Sinking land and rising seas could push an additional one million people in Chennai into high-risk flood zones within 25 years, eventually threatening a third of the city’s low-lying coastal areas through worsening storm surges.
Scientists have found that the land beneath Chennai is sinking by up to 1.5cm a year while coastal sea levels rise by 2.8mm annually. Together, the two trends could turn localised coastal flooding into widespread inland inundation.
Their study, the most detailed yet of how subsidence and sea level rise might affect an Indian coastal city, estimates that the population at risk of severe flooding in Chennai will increase from 5.25 million in 2030 to 6.56 million by 2050.
“Several prominent residential and commercial localities will likely be at risk of catastrophic flooding,” said Arpan Shastri, a postdoctoral geoscientist at the Indian Institute of Science Education and Research in Mohali (Punjab) who led the study.
Chennai’s coast faces on average five storms a year, making it one of the world’s most storm-prone regions.
The city has been hit by six cyclones and repeated urban floods in the past two decades, including the devastating 2015 floods that inundated the airport nearly 30km inland.
“Local subsidence can exacerbate the impacts of sea level rise -- this is likely to happen along Chennai’s coastal region,” said Chandrakanta Ojha, a satellite radar specialist who leads the satellite remote sensing lab at the institute.
Low-lying coastal areas are highly vulnerable to storm surges — giant waves driven by storms or cyclones — and the proportion of Chennai’s coastal area at risk of severe flooding could rise to 33 per cent by 2100.
In a severe scenario, a six-metre storm surge — comparable to those seen in major cyclones — could inundate several low-lying neighbourhoods such as Adyar, Tondiarpet and Sholinganallur.
The risk is not limited to the coast. Subsidence is also extending flood-prone zones inland, particularly in rapidly growing southern areas like Sithalapakkam, T. Nagar and Chennai’s information technology corridor, where poor drainage and paved surfaces have worsened waterlogging.
Similar patterns have been reported in cities such as Bangkok, Jakarta, New Orleans and Kochi in India, where sinking land has intensified the impact of rising seas.
The number of people at risk of severe flooding in Chennai is expected to rise sharply. Between 2030 and 2050, an estimated 20,000 additional people could be at risk in Adyar, 90,000 in T. Nagar, 710,000 in Sithalapakkam, and 90,000 in Sholinganallur.
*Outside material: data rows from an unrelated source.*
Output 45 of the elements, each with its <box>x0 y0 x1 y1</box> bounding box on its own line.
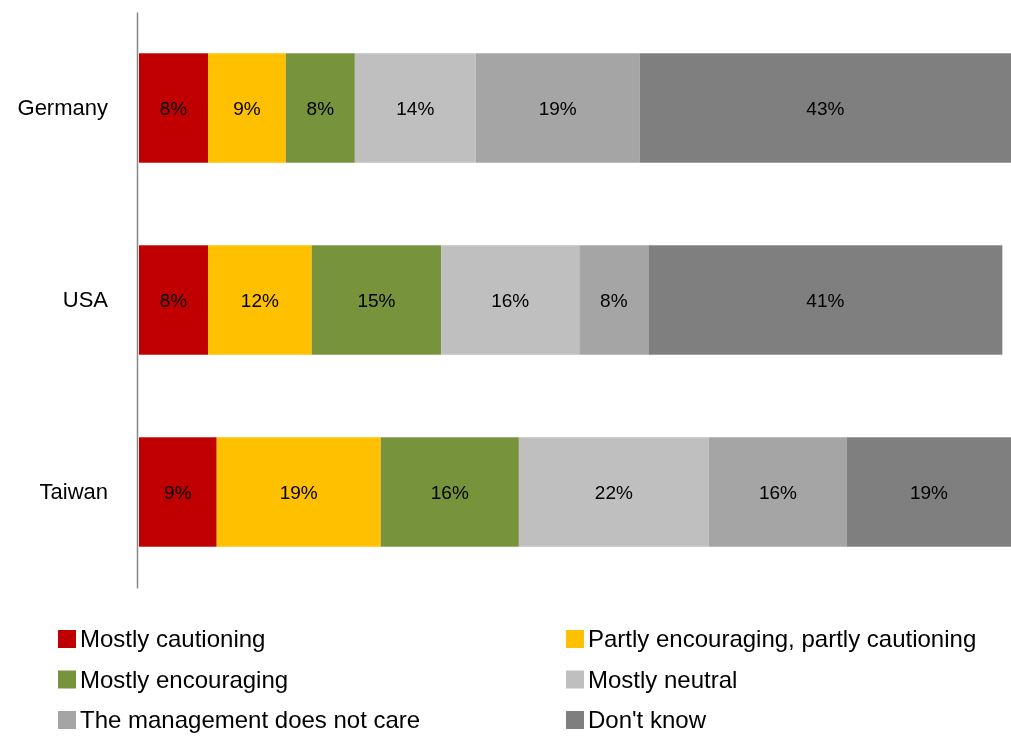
bar <box>139 437 217 547</box>
bar <box>139 53 209 163</box>
bar <box>208 245 312 355</box>
bar <box>518 437 709 547</box>
data-label: 19% <box>279 481 318 503</box>
data-label: 8% <box>159 97 188 119</box>
bar <box>846 437 1011 547</box>
y-tick-label: Germany <box>17 95 108 121</box>
bar <box>648 245 1003 355</box>
data-label: 15% <box>357 289 396 311</box>
data-label: 22% <box>594 481 633 503</box>
data-label: 9% <box>233 97 261 119</box>
bar <box>475 53 640 163</box>
bar <box>216 437 381 547</box>
bar <box>639 53 1011 163</box>
bar <box>208 53 286 163</box>
y-tick-label: Taiwan <box>39 479 108 505</box>
data-label: 19% <box>909 481 949 503</box>
data-label: 41% <box>806 289 845 311</box>
bar <box>139 245 209 355</box>
legend-label: Partly encouraging, partly cautioning <box>588 625 977 653</box>
legend-label: Don't know <box>588 706 707 734</box>
data-label: 19% <box>538 97 577 119</box>
bar <box>708 437 847 547</box>
data-label: 43% <box>806 97 845 119</box>
data-label: 8% <box>600 289 628 311</box>
data-label: 14% <box>396 97 435 119</box>
data-label: 16% <box>430 481 469 503</box>
legend-label: Mostly encouraging <box>80 665 289 693</box>
bar <box>380 437 519 547</box>
bar <box>441 245 580 355</box>
legend-label: The management does not care <box>80 706 421 734</box>
data-label: 8% <box>306 97 335 119</box>
y-tick-label: USA <box>62 287 109 313</box>
bar <box>285 53 355 163</box>
data-label: 12% <box>240 289 279 311</box>
bar <box>579 245 649 355</box>
bar <box>311 245 442 355</box>
legend-label: Mostly neutral <box>588 665 738 693</box>
bar <box>354 53 476 163</box>
legend-label: Mostly cautioning <box>80 625 266 653</box>
data-label: 9% <box>164 481 192 503</box>
data-label: 16% <box>758 481 798 503</box>
data-label: 8% <box>159 289 188 311</box>
data-label: 16% <box>491 289 530 311</box>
Shastri combined three decades of satellite imagery and tide-gauge data with 10 years of satellite radar observations for the study, published last week in the journal Scientific Reports.
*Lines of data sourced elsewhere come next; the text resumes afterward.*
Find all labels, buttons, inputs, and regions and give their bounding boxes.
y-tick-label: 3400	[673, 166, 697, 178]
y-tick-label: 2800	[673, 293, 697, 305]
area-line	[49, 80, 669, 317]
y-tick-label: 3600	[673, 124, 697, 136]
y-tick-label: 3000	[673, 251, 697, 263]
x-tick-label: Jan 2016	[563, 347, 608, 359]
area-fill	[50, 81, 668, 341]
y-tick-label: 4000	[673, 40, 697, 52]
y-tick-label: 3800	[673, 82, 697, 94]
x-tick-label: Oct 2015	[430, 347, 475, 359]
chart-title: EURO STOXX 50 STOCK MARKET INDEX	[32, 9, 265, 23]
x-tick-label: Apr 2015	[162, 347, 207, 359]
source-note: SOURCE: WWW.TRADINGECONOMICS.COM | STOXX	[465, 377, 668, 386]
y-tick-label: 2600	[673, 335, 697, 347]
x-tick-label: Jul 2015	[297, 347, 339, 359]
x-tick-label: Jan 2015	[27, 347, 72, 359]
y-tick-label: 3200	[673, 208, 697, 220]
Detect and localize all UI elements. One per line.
“We need more comprehensive assessments of how subsidence and sea level rise together could affect India’s coasts,” said Jatisankar Bandyopadhyay, a remote sensing specialist at Vidyasagar University who was not involved in the study.
Bandyopadhyay, who has been studying similar processes in the Sunderbans using satellite radar data, said the dynamics there were more complex.
“We see subsidence in parts of the Sunderbans, but river-borne sediments can partly offset it,” he said.
A preliminary study by his team had earlier this year found expanding inundation between 2015 and 2024 in the Sunderbans, though he cautioned that detailed long-term analyses were needed to better assess the possible impacts on people and the land.
The Chennai and Sunderbans findings underscore the need for measures such as mangrove restoration and stronger coastal defences.